1 2 3 4 5>>> a[100] = 'Taylor' >>> a[101] = 'John' >>> a[102] = 'Abby' >>> a {100: 'Taylor', 101: 'John', 102: 'Abby'}
Now, we're allowed to add a different key whose value is Taylor because that doesn't violate any principles of the associative array.
1 2 3>>> a[103] = 'Taylor' >>> a {100: 'Taylor', 101: 'John', 102: 'Abby', 103: 'Taylor'}
In Python, if we assign a value to a key that is already in the dictionary, it will update that key with the new value.
1 2 3>>> a[101] = 'Jennifer' >>> a {100: 'Taylor', 101: 'Jeniffer', 102: 'Abby', 103: 'Taylor'}
We can remove a key using the pop method
1 2 3 4>>> a.pop(103) 'Taylor' >>> a {100: 'Taylor', 101: 'Jeniffer', 102: 'Abby'}
Finally, Python has some cool built-in methods for the dictionary. Here are a few:
1 2 3 4 5 6>>> a.keys() [100, 101, 102] >>> a.values() ['Taylor', 'Jeniffer', 'Abby'] >>> len(a) 3
Example Question
Imagine we have a list of phone numbers and the names of their owners. Answer the following questions:
- 'Jane Doe' is given a new phone number. Unfortunately, this name already exists in the list. What do we do?
- 'James Brown' gets rid of his phone number. Can we use his old phone number for the next person who gets a phone?
- Is the update function allowed in this scenario?
- A1. It's okay to map a different phone number to this name. After all, multiple instances of the same value are allowed in an associative array.
- A2. Yes, this is okay because we've had to remove that (key, value) pair from the list.
- A3. Sure, we can update someone's phone number as long as it's not being used by someone else.
Time Complexity
The specific implementation of the associative array has a massive impact on its runtime.
Operation\(\hspace{10mm}\) | Array\(\hspace{10mm}\) | Red-Black Tree\(\hspace{10mm}\) | Hash Table |
insert | \(O(n)\) | \(O\big(\log(n)\big)\) | \(O(1)\)** |
remove | \(O(n)\) | \(O\big(\log(n)\big)\) | \(O(1)\)** |
update | \(O(n)\) | \(O\big(\log(n)\big)\) | \(O(1)\)** |
lookup | \(O(n)\) | \(O\big(\log(n)\big)\) | \(O(1)\)** |
**Depends on collision handling.
Implementations that use an array, like the one above, are very inefficient. To do any operation at all, you need to iterate through every pair in the array in the worst case. For that reason, associative arrays are rarely, if ever, implemented using arrays.
Red-black trees are much faster than arrays. Because they are binary search trees, they can be searched through in \(O(\log n)\) time. This makes every operation faster when compared with the array.
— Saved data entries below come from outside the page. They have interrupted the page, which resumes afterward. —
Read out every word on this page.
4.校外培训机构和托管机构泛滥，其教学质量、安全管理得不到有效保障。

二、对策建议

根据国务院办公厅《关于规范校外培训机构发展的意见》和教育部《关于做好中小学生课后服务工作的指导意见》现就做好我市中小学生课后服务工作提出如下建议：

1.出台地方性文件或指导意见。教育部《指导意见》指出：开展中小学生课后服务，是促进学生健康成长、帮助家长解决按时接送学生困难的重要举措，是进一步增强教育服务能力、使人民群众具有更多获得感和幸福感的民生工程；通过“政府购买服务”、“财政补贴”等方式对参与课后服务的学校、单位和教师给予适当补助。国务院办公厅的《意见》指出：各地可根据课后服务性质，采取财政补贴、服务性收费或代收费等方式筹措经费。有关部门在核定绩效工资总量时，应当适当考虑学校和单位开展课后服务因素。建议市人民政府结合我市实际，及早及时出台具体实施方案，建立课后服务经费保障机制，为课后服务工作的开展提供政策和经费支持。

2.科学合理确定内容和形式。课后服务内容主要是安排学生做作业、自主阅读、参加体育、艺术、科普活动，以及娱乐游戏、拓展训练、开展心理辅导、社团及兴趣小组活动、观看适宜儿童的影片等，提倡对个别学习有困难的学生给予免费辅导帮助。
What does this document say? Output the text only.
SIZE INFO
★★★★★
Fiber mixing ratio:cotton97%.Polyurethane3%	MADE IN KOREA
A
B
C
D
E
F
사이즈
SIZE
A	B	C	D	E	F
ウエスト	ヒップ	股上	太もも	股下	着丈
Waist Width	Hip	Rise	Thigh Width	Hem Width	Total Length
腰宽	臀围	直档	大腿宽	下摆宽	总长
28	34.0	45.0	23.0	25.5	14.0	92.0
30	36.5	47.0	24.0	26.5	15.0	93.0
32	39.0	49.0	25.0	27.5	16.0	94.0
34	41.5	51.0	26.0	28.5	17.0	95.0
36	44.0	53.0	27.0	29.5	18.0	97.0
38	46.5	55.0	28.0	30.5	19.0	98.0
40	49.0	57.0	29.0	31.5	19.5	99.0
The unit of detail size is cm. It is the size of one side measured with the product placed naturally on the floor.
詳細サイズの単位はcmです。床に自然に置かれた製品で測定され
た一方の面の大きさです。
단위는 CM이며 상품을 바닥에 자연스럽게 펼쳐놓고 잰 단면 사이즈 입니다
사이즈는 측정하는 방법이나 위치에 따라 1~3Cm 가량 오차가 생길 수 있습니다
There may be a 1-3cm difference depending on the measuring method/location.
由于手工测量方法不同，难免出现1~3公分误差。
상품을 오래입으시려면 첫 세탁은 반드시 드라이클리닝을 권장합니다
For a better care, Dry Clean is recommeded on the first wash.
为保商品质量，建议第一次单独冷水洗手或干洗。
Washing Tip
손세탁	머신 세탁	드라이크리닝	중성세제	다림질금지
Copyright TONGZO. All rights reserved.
Hash tables are the reason that associative arrays are so popular in computer science. By introducing a hash function, the implementer can guarantee that the same key will hash to the same value every time. Then, lookup is fast because you just have to look in the correct cell to find the value. It is important to note that collisions can happen when two different keys hash to the same value. There are different ways to resolve these collisions (which all have varying effects on runtime), but collisions are generally undesirable.
Applications of Associative Arrays
Associative arrays are used in a wide range of computer science areas. They are often used in programming patterns and paradigms such as memoization. This technique emphasizes the storing and quick retrieval of information, and the memo is often implemented using a hash table.
All objects in JavaScript are actually associative arrays. JSON, a popular web communication standard, is also an associative array. JSON has gained popularity recently with the rise of JavaScript-based web platforms such as node.js.
An entire type of database called NoSQL databases are based on associative arrays. These databases use associative arrays to store (key, value) pairs. This type of database specializes in fast data retrieval. Exactly like the hash tables.